同社のブランドロゴは「3つの頭を持つ蛇」。流行を意識した若者向けのハイエンド製品で、コンピュータ、マウス、キーボード、イヤホンなどを取り扱うほか、エコシステムも構築している。2017年、シンガポールと米カリフォルニア州に本社を置くRazerは香港証券取引所に上場したが、3年後に株価は上場時の約4分の1まで下落した。財務報告書によると、Razerは上場以来赤字が続く。

2018年、Razerはマレーシアで電子ウォレット「Razer Pay」をリリースし、昨年末にはシンガポールでデジタルバンクの営業許可を申請した。

エコシステムや海外戦略について、ミン・リァン・タン(陳民亮)CEOにインタビューを行った。
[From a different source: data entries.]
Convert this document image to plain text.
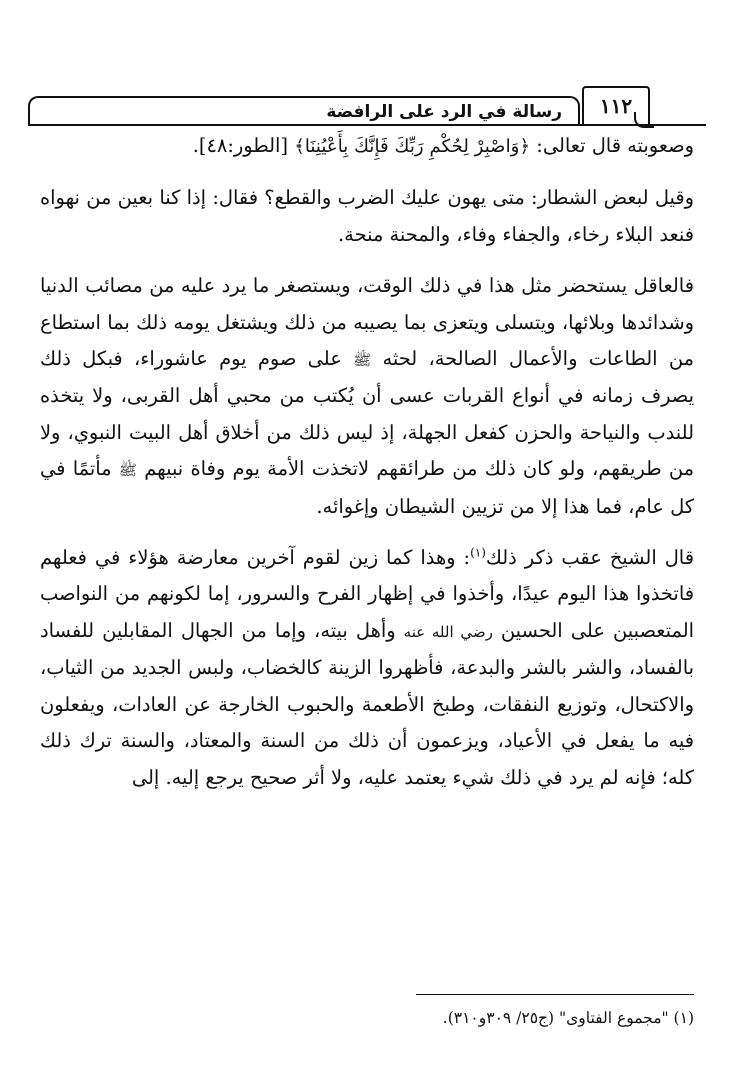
رسالة في الرد على الرافضة	١١٢

وصعوبته قال تعالى: ﴿وَاصْبِرْ لِحُكْمِ رَبِّكَ فَإِنَّكَ بِأَعْيُنِنَا﴾ [الطور:٤٨].

وقيل لبعض الشطار: متى يهون عليك الضرب والقطع؟ فقال: إذا كنا بعين من نهواه فنعد البلاء رخاء، والجفاء وفاء، والمحنة منحة.

فالعاقل يستحضر مثل هذا في ذلك الوقت، ويستصغر ما يرد عليه من مصائب الدنيا وشدائدها وبلائها، ويتسلى ويتعزى بما يصيبه من ذلك ويشتغل يومه ذلك بما استطاع من الطاعات والأعمال الصالحة، لحثه ﷺ على صوم يوم عاشوراء، فبكل ذلك يصرف زمانه في أنواع القربات عسى أن يُكتب من محبي أهل القربى، ولا يتخذه للندب والنياحة والحزن كفعل الجهلة، إذ ليس ذلك من أخلاق أهل البيت النبوي، ولا من طريقهم، ولو كان ذلك من طرائقهم لاتخذت الأمة يوم وفاة نبيهم ﷺ مأتمًا في كل عام، فما هذا إلا من تزيين الشيطان وإغوائه.

قال الشيخ عقب ذكر ذلك$^{(١)}$: وهذا كما زين لقوم آخرين معارضة هؤلاء في فعلهم فاتخذوا هذا اليوم عيدًا، وأخذوا في إظهار الفرح والسرور، إما لكونهم من النواصب المتعصبين على الحسين رضي الله عنه وأهل بيته، وإما من الجهال المقابلين للفساد بالفساد، والشر بالشر والبدعة، فأظهروا الزينة كالخضاب، ولبس الجديد من الثياب، والاكتحال، وتوزيع النفقات، وطبخ الأطعمة والحبوب الخارجة عن العادات، ويفعلون فيه ما يفعل في الأعياد، ويزعمون أن ذلك من السنة والمعتاد، والسنة ترك ذلك كله؛ فإنه لم يرد في ذلك شيء يعتمد عليه، ولا أثر صحيح يرجع إليه. إلى

(١) "مجموع الفتاوى" (ج٢٥/ ٣٠٩و٣١٠).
ーーRazerが現在重視しているのはどのような製品か。エコシステムで新たな進展はあるか。
タン:Razerはハードやソフトウェアサービスの会社ではなく、エコシステムを手掛ける会社だ。サービス事業は前年比で80%成長した。東南アジア、ラテンアメリカ、中東などの新興市場でもサービスを提供している。

例えば、テンセントのバトルロイヤルゲーム「PUBG Mobile」は、Razerのチャージ式カード「Razer Gold」 でゲーム内決済ができる。Razer Goldは世界最大の仮想クレジットで、世界の約400万カ所でポイントを購入でき、中国ゲーム大手「網易(ネットイース)」、米ゲーム大手「ブリザード・エンターテイメント」のゲームにも対応している。

ーーフィンテック事業の計画や目標は。
タン:世界の若者を中心に1億人のユーザーを抱えるので、若者向けのデジタルバンクを展開したい。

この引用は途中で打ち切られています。